According to Dr. Rajpal, this trend has affected their ability to reach investors. “Some investors would not invest as they do not believe the traditional practice of cuts and unethical referrals will stop, or that hospitals would join us as they are too ingrained in referral practice,” he explained. “They wanted me to take a referral fee model to make it quickly sustainable, which I did not agree to.”

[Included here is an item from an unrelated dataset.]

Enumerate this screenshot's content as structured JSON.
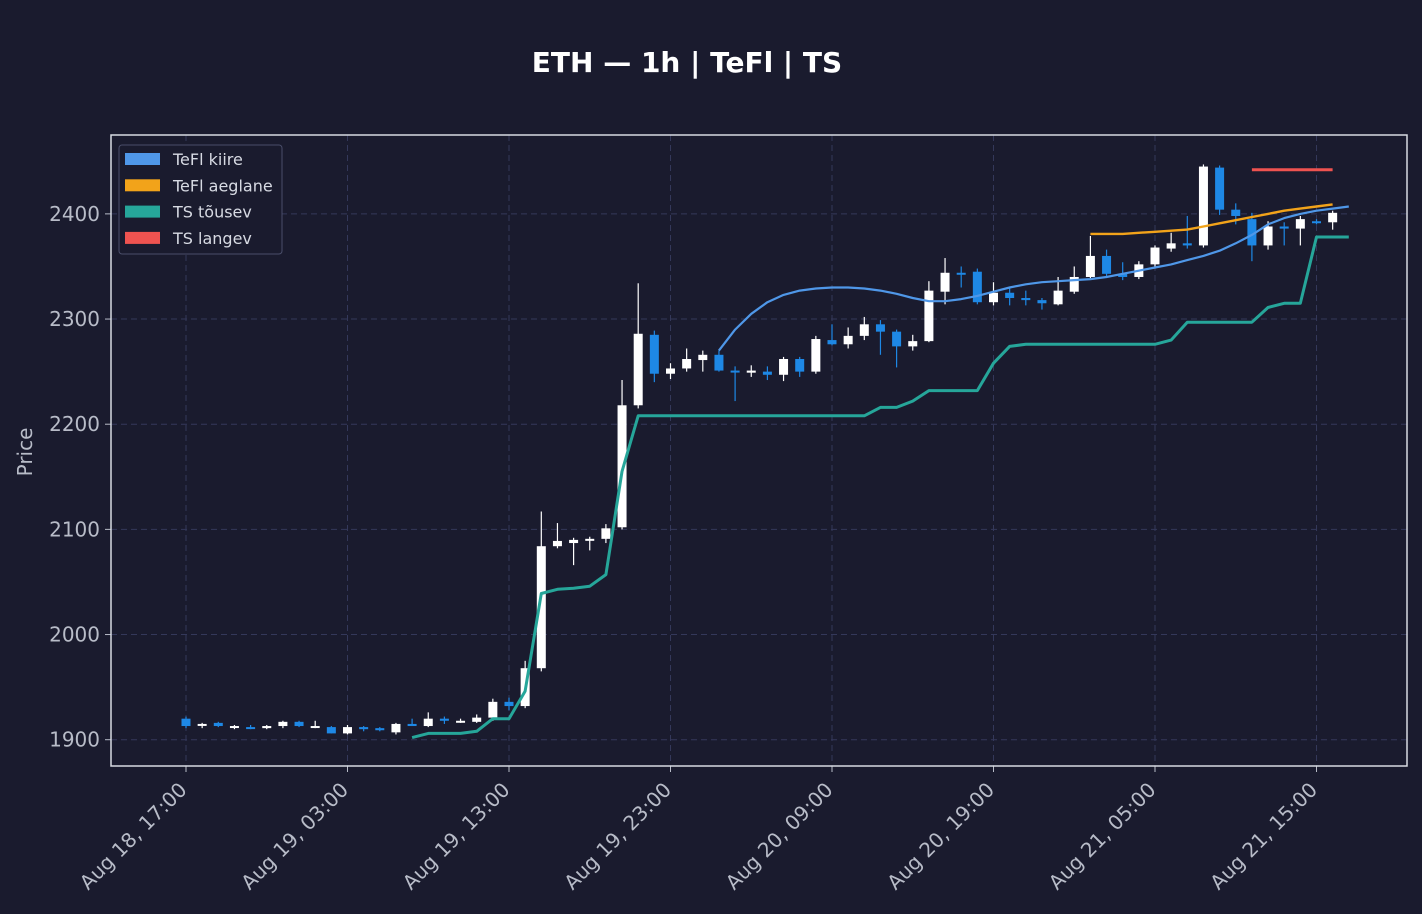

Dr. Rajpal also found it difficult to find highly skilled people to jump on board with him. Being the only founder of the company, he realized he needed someone who would challenge him and push him to expand his vision of the company. “The challenge [was] to hire senior staff and employee who can be your extension to acquire customers, develop markets, etc., on low or negligible remuneration on a conviction, equity or revenue share,” Dr. Rajpal explained. “More than remuneration, the challenge is to convince them to join you when you are a nobody as people tend to join big brands.”However, despite the uphill battle, Ekohealth seems to be coming ever closer to the peak. Recently, Dr. Rajpal and Ekohealth won the 2012 Ramanujan-Bose Prize, awarded to annually to leading Indian social impact innovators. Winning the prize, Dr. Rajpal explained, brought him together with leading social innovators from 35 different countries at Singularity University to discuss worldwide social impact projects. Through this exposure he recruited skilled advisors able to help take his company to the next level. In addition, earlier this month, former COO of AOL Canada and VP of Ericsson, Steve Doswell, joined Ekohealth as Chief Market Development Officer.
Dr. Rajpal and Ekohealth are currently developing two new products. They recently launched the Beta phase of an SMS based system that informs patients of inexpensive alternatives to prescription medications. Patients can text the name of a recommended drug to an Ekohealth number, and Ekohealth will respond with less expensive generic forms of the drug. The second product Dr. Rajpal referred to as the “reverse health e-auction.” Patients will define their required surgery and personal budget, then be grouped together and connected with hospitals at a bulk discount.
To Dr. Rajpal the future for Ekohealth looks bright. For Indians bearing the weight of unnecessarily high medical costs, it is a future that one can only hope for. Dr. Rajpal plans to transform the healthcare landscape into one without referral fees, with all inclusive surgeries and with more informed patients. “My vision to get costs down by at least 30 to 50%,” he explained. “My vision is that every family in India, especially the ignored middle class who struggles to save from his salary, is not bothered about health expenses.”